Slavery was another favorite subject of Barrett Browning and her feelings about this were no doubt influenced by her family’s history as slave-owners in Jamaica. Elizabeth was aware, as was the rest of the family, that they had cousins and other relatives who were of mixed African and English blood. Some of the mixed-race children born to slaves on the Jamaican plantation that was home to Elizabeth’s grandfather, were acknowledged, others were not.  Elizabeth and her siblings, who were dark skinned, probably had some African blood. Some critics speculate that a desire not to have more mixed-race grandchildren was the reason for Elizabeth’s father’s refusal to let his children marry. Although it’s hard to figure out why a man who did not want grandchildren would produce twelve children of his own.

The fluttering Victorian poet that many of us picture when we see some versions of the poetry of Elizabeth Barrett Browning is not the real EBB. She was a woman immersed in the social issues and politics of her own age.
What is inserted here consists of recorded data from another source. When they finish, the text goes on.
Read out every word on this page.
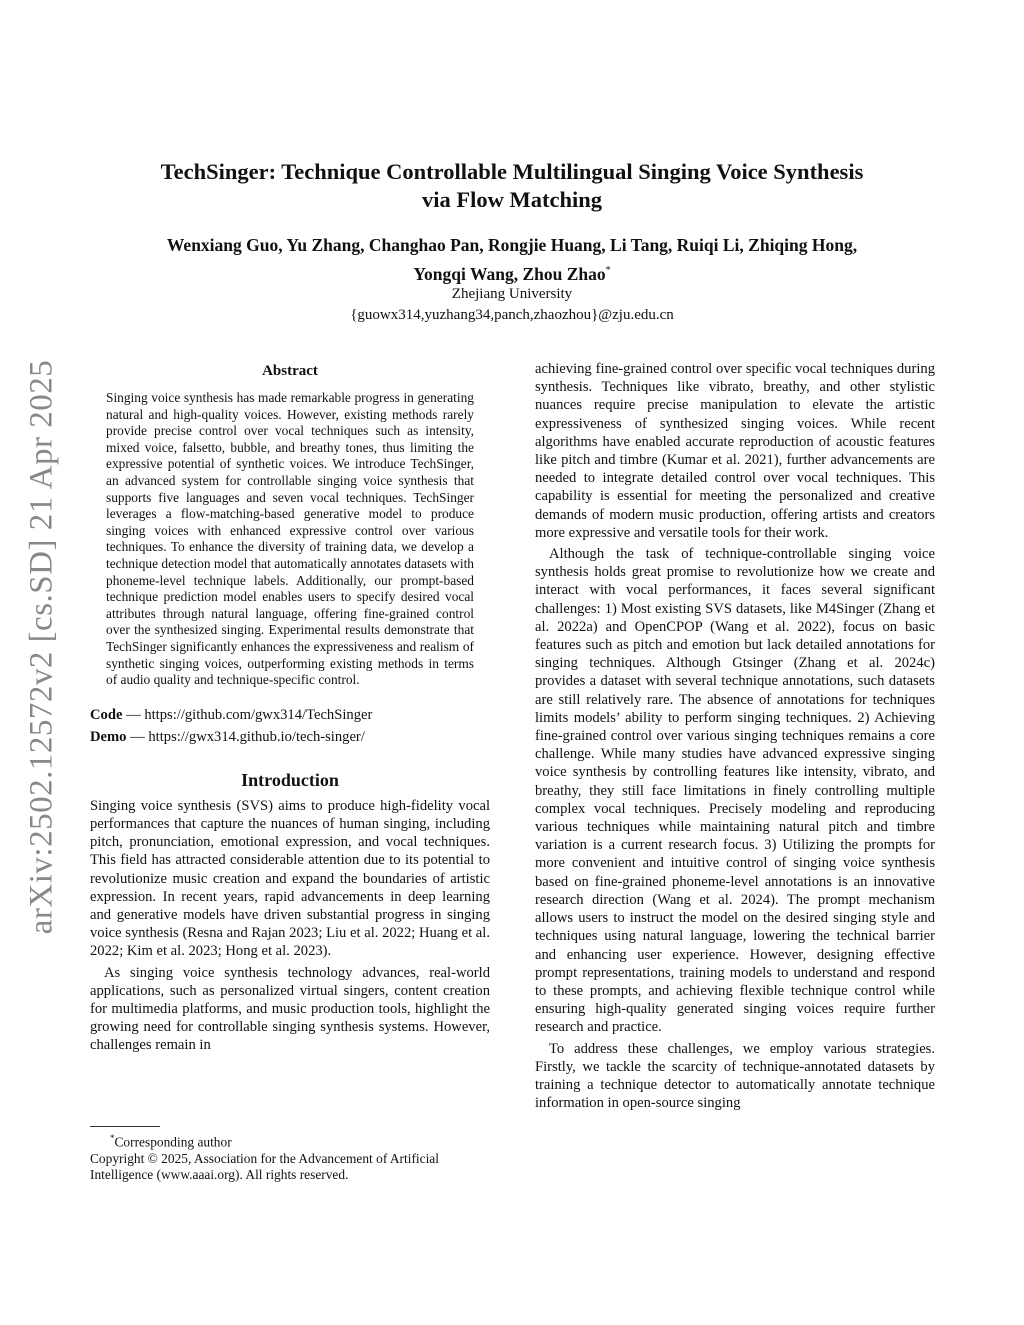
arXiv:2502.12572v2 [cs.SD] 21 Apr 2025
TechSinger: Technique Controllable Multilingual Singing Voice Synthesis
via Flow Matching
Wenxiang Guo, Yu Zhang, Changhao Pan, Rongjie Huang, Li Tang, Ruiqi Li, Zhiqing Hong,
Yongqi Wang, Zhou Zhao*
Zhejiang University
{guowx314,yuzhang34,panch,zhaozhou}@zju.edu.cn
Abstract

Singing voice synthesis has made remarkable progress in generating natural and high-quality voices. However, existing methods rarely provide precise control over vocal techniques such as intensity, mixed voice, falsetto, bubble, and breathy tones, thus limiting the expressive potential of synthetic voices. We introduce TechSinger, an advanced system for controllable singing voice synthesis that supports five languages and seven vocal techniques. TechSinger leverages a flow-matching-based generative model to produce singing voices with enhanced expressive control over various techniques. To enhance the diversity of training data, we develop a technique detection model that automatically annotates datasets with phoneme-level technique labels. Additionally, our prompt-based technique prediction model enables users to specify desired vocal attributes through natural language, offering fine-grained control over the synthesized singing. Experimental results demonstrate that TechSinger significantly enhances the expressiveness and realism of synthetic singing voices, outperforming existing methods in terms of audio quality and technique-specific control.

Code — https://github.com/gwx314/TechSinger
Demo — https://gwx314.github.io/tech-singer/
Introduction

Singing voice synthesis (SVS) aims to produce high-fidelity vocal performances that capture the nuances of human singing, including pitch, pronunciation, emotional expression, and vocal techniques. This field has attracted considerable attention due to its potential to revolutionize music creation and expand the boundaries of artistic expression. In recent years, rapid advancements in deep learning and generative models have driven substantial progress in singing voice synthesis (Resna and Rajan 2023; Liu et al. 2022; Huang et al. 2022; Kim et al. 2023; Hong et al. 2023).

As singing voice synthesis technology advances, real-world applications, such as personalized virtual singers, content creation for multimedia platforms, and music production tools, highlight the growing need for controllable singing synthesis systems. However, challenges remain in

*Corresponding author
Copyright © 2025, Association for the Advancement of Artificial Intelligence (www.aaai.org). All rights reserved.

achieving fine-grained control over specific vocal techniques during synthesis. Techniques like vibrato, breathy, and other stylistic nuances require precise manipulation to elevate the artistic expressiveness of synthesized singing voices. While recent algorithms have enabled accurate reproduction of acoustic features like pitch and timbre (Kumar et al. 2021), further advancements are needed to integrate detailed control over vocal techniques. This capability is essential for meeting the personalized and creative demands of modern music production, offering artists and creators more expressive and versatile tools for their work.

Although the task of technique-controllable singing voice synthesis holds great promise to revolutionize how we create and interact with vocal performances, it faces several significant challenges: 1) Most existing SVS datasets, like M4Singer (Zhang et al. 2022a) and OpenCPOP (Wang et al. 2022), focus on basic features such as pitch and emotion but lack detailed annotations for singing techniques. Although Gtsinger (Zhang et al. 2024c) provides a dataset with several technique annotations, such datasets are still relatively rare. The absence of annotations for techniques limits models’ ability to perform singing techniques. 2) Achieving fine-grained control over various singing techniques remains a core challenge. While many studies have advanced expressive singing voice synthesis by controlling features like intensity, vibrato, and breathy, they still face limitations in finely controlling multiple complex vocal techniques. Precisely modeling and reproducing various techniques while maintaining natural pitch and timbre variation is a current research focus. 3) Utilizing the prompts for more convenient and intuitive control of singing voice synthesis based on fine-grained phoneme-level annotations is an innovative research direction (Wang et al. 2024). The prompt mechanism allows users to instruct the model on the desired singing style and techniques using natural language, lowering the technical barrier and enhancing user experience. However, designing effective prompt representations, training models to understand and respond to these prompts, and achieving flexible technique control while ensuring high-quality generated singing voices require further research and practice.

To address these challenges, we employ various strategies. Firstly, we tackle the scarcity of technique-annotated datasets by training a technique detector to automatically annotate technique information in open-source singing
After she married Robert

Cover of "Sonnets from the Portugese"
Cover of recent paperback edition

Browning and moved to Italy, she became a staunch defendant of the Italian war for independence from Austria, just as her friend Margaret Fuller was. When she wrote her longest poem Aurora Leigh, she wrote about a woman’s struggle to maintain her independence from the man she loved and the marriage he proposed:

If I married him

I should not dare to call my soul my own

Which so he had bought and paid for: every thought

And every heart-beat down there in the bill.

 

Her concerns were the same ones that women struggle with today. It’s time to free her from the tyranny of being seen just as a poet of love. A good place to start is with the book Dared and Done: the Marriage of Elizabeth Barrett and Robert Browning by Julia Markus. It’s not a complete biography of her life, but a very readable account of her surprisingly happy marriage with another great poet. Together they faced many of the same issues that dual-career families face in the 21st century. It gives us a new picture of what those Victorians were really like.